And this, by itself, is not at all noteworthy. But when you combine it with the fact that he was wearing something on his head that made him look like a chicken and he was playing an accordion, well now you can see why I’d want to write this down.

I think he was trying to make some money, as he was playing on a street corner in center city Philadelphia. And God bless the heat for not being quite so terrible today. The day landed at a cool 86 degrees this afternoon and it must have been very appreciated by this man I have described because that chicken head looked like the kind of chicken head that does not do well in 105 degree weather.

And speaking of chickens, did you know that there was a year in my childhood in which we ate chicken for dinner every single night? Ask any of us kids, and we will tell you that by the second month or so, it was just awful. Ask either of my parents, and they will tell you that by the second month of so, we were just awful.

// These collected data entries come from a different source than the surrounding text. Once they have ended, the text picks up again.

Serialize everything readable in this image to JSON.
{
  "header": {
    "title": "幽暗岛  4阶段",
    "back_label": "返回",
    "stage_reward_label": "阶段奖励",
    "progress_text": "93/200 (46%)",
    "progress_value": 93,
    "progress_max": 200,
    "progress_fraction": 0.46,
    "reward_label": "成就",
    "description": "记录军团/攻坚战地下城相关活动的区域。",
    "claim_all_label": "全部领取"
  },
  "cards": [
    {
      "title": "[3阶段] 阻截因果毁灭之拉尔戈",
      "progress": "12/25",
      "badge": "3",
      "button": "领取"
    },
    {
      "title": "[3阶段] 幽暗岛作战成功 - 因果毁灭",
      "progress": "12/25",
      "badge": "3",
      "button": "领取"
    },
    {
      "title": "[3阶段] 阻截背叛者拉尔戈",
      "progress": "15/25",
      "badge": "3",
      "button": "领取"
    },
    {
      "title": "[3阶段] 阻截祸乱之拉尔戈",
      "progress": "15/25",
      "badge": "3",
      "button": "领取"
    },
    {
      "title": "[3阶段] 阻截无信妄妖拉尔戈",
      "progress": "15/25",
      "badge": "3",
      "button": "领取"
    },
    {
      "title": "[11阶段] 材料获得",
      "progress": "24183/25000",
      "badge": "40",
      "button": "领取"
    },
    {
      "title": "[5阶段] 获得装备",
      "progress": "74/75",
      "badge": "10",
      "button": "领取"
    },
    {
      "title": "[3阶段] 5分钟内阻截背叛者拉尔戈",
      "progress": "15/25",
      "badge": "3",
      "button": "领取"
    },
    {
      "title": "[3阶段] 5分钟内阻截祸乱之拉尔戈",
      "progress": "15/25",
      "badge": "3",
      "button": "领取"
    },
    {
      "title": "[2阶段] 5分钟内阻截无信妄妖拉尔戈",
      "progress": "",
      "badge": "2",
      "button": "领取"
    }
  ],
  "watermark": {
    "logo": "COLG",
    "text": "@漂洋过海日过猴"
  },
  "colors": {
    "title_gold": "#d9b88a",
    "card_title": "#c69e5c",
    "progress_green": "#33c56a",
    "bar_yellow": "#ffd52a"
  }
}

Because see, we’d complain about that chicken. We were like Miss Hannigan singing about Little Girls, except we were kids and we’d sing a lamenting ballad that may or may not be a little inappropriate when she references men and how she’d like them to nibble on her and goodness, but isn’t this Annie? Isn’t this just a kid’s musical?! But right, we were kids and were we given a ballad to sing, it’d be about chickens because every where we looked, they were there.

And we had to eat them.

And guess what I’ve never ever, not once!, ordered at a restaurant? That’s right: a chicken dinner.

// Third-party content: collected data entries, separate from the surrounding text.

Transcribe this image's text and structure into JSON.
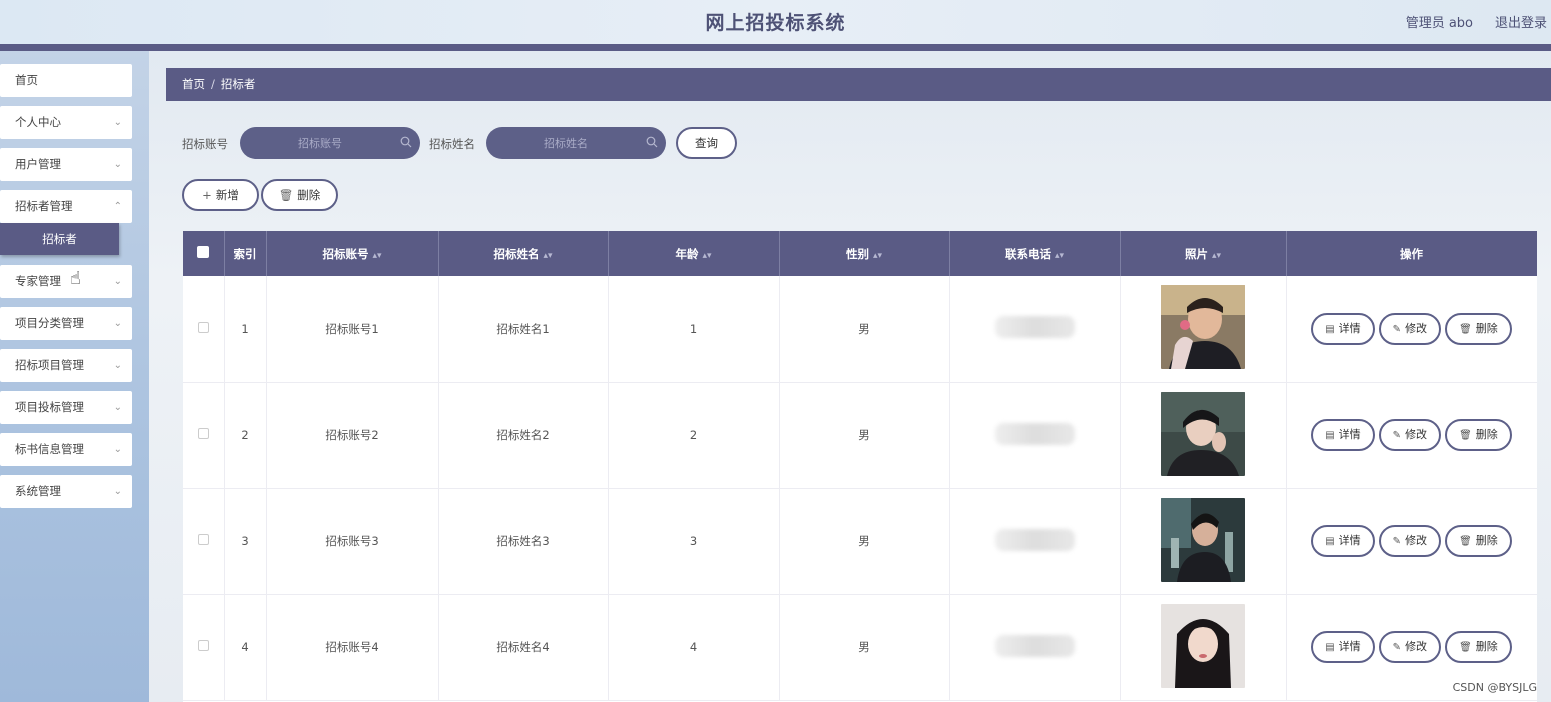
{
  "header": {
    "title": "网上招投标系统",
    "user": "管理员 abo",
    "logout": "退出登录"
  },
  "sidebar": {
    "items": [
      {
        "label": "首页",
        "has_children": false
      },
      {
        "label": "个人中心",
        "has_children": true
      },
      {
        "label": "用户管理",
        "has_children": true
      },
      {
        "label": "招标者管理",
        "has_children": true
      },
      {
        "label": "专家管理",
        "has_children": true
      },
      {
        "label": "项目分类管理",
        "has_children": true
      },
      {
        "label": "招标项目管理",
        "has_children": true
      },
      {
        "label": "项目投标管理",
        "has_children": true
      },
      {
        "label": "标书信息管理",
        "has_children": true
      },
      {
        "label": "系统管理",
        "has_children": true
      }
    ],
    "active_submenu": "招标者"
  },
  "breadcrumb": {
    "home": "首页",
    "separator": "/",
    "current": "招标者"
  },
  "search": {
    "account_label": "招标账号",
    "account_placeholder": "招标账号",
    "name_label": "招标姓名",
    "name_placeholder": "招标姓名",
    "query_button": "查询"
  },
  "toolbar": {
    "add_label": "新增",
    "delete_label": "删除"
  },
  "table": {
    "columns": [
      "索引",
      "招标账号",
      "招标姓名",
      "年龄",
      "性别",
      "联系电话",
      "照片",
      "操作"
    ],
    "rows": [
      {
        "index": "1",
        "account": "招标账号1",
        "name": "招标姓名1",
        "age": "1",
        "gender": "男"
      },
      {
        "index": "2",
        "account": "招标账号2",
        "name": "招标姓名2",
        "age": "2",
        "gender": "男"
      },
      {
        "index": "3",
        "account": "招标账号3",
        "name": "招标姓名3",
        "age": "3",
        "gender": "男"
      },
      {
        "index": "4",
        "account": "招标账号4",
        "name": "招标姓名4",
        "age": "4",
        "gender": "男"
      }
    ],
    "row_actions": {
      "detail": "详情",
      "edit": "修改",
      "delete": "删除"
    }
  },
  "watermark": "CSDN @BYSJLG",
  "colors": {
    "primary": "#5a5b85",
    "sidebar_bg": "#aac2df"
  }
}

But I have ordered peanut butter and jelly at Potbellys, something for which I’ve been made fun of. We were passing by the restaurant and I blurted out to my friends that I loved Potbellys; that they make great PB&J’s! and well, I guess that is not normal fare to order from a restaurant.

But I was never forced to eat PB&J every day of my life for a whole year, and therefore I can order it happily and of my own volition.

Still, I know. At least we had parents and at least they fed us and really, we shouldn’t have been awful at all. We should have been grateful.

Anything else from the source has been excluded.